OBJECTIVE(S): To investigate associations of intraoperative temperature and surgical site infection (SSI) in colorectal surgery with anesthesia information system (AIS) data.
METHODS: Continuously measured intraoperative AIS temperature data at a large tertiary center for one year were linked to all adult abdominal colorectal cases and evaluated with American College of Surgeons National Surgical Quality Improvement Program (ACS-NSQIP) criteria.
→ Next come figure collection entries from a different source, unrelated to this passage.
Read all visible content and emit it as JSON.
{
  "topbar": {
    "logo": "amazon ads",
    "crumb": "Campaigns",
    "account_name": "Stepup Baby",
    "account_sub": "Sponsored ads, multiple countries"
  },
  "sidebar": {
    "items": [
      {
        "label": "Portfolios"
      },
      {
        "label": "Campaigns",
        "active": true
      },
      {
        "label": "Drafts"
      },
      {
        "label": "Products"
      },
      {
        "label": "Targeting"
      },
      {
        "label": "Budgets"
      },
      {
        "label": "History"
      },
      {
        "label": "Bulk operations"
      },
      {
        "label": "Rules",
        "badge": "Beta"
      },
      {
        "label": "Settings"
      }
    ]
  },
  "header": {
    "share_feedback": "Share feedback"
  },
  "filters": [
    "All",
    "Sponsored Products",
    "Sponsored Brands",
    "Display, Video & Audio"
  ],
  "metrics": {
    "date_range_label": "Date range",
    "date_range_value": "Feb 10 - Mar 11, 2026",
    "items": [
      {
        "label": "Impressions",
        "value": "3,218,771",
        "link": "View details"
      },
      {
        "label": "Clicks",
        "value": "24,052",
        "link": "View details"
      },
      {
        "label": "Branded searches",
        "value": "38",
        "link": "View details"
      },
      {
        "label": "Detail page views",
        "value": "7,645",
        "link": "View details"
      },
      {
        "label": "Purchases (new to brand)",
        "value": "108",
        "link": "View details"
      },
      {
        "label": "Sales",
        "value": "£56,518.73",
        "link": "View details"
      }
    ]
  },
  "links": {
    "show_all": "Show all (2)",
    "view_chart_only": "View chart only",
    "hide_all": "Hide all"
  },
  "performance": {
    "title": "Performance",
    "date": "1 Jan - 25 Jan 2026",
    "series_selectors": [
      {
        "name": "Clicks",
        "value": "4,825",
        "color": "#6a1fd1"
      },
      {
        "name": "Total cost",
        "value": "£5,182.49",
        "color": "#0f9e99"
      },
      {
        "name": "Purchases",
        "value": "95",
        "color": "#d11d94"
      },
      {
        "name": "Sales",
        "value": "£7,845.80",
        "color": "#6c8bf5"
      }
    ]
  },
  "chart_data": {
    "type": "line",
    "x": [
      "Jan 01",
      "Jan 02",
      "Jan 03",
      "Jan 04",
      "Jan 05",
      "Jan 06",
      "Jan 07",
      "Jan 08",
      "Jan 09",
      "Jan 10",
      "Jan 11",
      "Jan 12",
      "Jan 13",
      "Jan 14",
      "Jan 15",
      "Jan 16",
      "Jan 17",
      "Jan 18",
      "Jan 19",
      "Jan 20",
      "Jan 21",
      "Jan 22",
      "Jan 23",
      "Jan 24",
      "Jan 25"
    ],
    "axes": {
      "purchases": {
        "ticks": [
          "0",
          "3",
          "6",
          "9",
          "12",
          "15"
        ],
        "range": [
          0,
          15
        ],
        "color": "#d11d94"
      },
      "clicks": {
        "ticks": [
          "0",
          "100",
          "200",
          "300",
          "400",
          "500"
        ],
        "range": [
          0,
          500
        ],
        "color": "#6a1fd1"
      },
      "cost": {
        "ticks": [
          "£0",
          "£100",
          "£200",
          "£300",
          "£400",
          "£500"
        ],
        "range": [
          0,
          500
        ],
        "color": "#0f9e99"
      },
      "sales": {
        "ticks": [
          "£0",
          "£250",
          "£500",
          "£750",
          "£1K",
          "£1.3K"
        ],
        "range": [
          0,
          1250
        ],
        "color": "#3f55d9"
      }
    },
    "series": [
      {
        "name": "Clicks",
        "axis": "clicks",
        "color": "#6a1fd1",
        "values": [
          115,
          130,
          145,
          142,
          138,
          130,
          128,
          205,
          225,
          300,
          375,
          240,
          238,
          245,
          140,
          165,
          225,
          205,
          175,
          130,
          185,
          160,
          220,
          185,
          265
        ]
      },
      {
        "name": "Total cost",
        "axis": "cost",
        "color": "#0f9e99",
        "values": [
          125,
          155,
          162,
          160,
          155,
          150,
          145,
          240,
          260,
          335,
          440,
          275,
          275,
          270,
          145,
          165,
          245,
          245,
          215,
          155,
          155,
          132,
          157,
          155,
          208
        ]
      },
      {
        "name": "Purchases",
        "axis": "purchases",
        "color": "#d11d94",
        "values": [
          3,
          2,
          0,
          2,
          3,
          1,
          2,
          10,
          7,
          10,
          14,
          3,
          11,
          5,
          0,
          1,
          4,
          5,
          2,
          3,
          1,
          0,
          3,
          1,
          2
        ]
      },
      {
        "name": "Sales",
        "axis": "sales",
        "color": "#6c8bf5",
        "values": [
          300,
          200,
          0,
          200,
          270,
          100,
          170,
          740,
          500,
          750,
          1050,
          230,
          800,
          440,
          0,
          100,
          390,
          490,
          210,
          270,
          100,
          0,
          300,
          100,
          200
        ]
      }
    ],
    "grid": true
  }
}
After cleaning spurious AIS values, univariate and multivariate analyses of SSI to descriptive temperature statistics, absolute and relative temperature threshold times, and other variables were performed.
RESULTS: Overall, 1,008 patients (48% female, median age 53 years) underwent major colorectal procedures (7% emergent, 72% open, 173±95 minutes mean procedure time) with median intraoperative temperature 36.0 using active re-warming in 92% and one-hour presurgical antibiotic administration in 91%. 30-day SSI and organ/space infection rates were 17.4%(175) and 8.5%(86). Maximum, minimum, ending and median temperatures were similar (36.6 vs.36.5, 34.9 vs.35.0, 36.4 vs. 36.2, 36.1 vs.36.0, p=NS) and percent minutes using incremental cutoffs failed to correlate SSI with temperature. Absolute minutes for higher temperature cutoffs correlated with SSI, due to longer procedure times. On multivariate analysis, significant factors associated with SSI included preoperative diabetes (p=0.02), open approach (p=0.04) and blood loss (p=0.01).
CONCLUSIONS: Although an accepted process measure, highly-granular AIS temperature data failed to demonstrate improved SSI outcomes with normothermia, and SSI prevention efforts should focus on more efficacious interventions.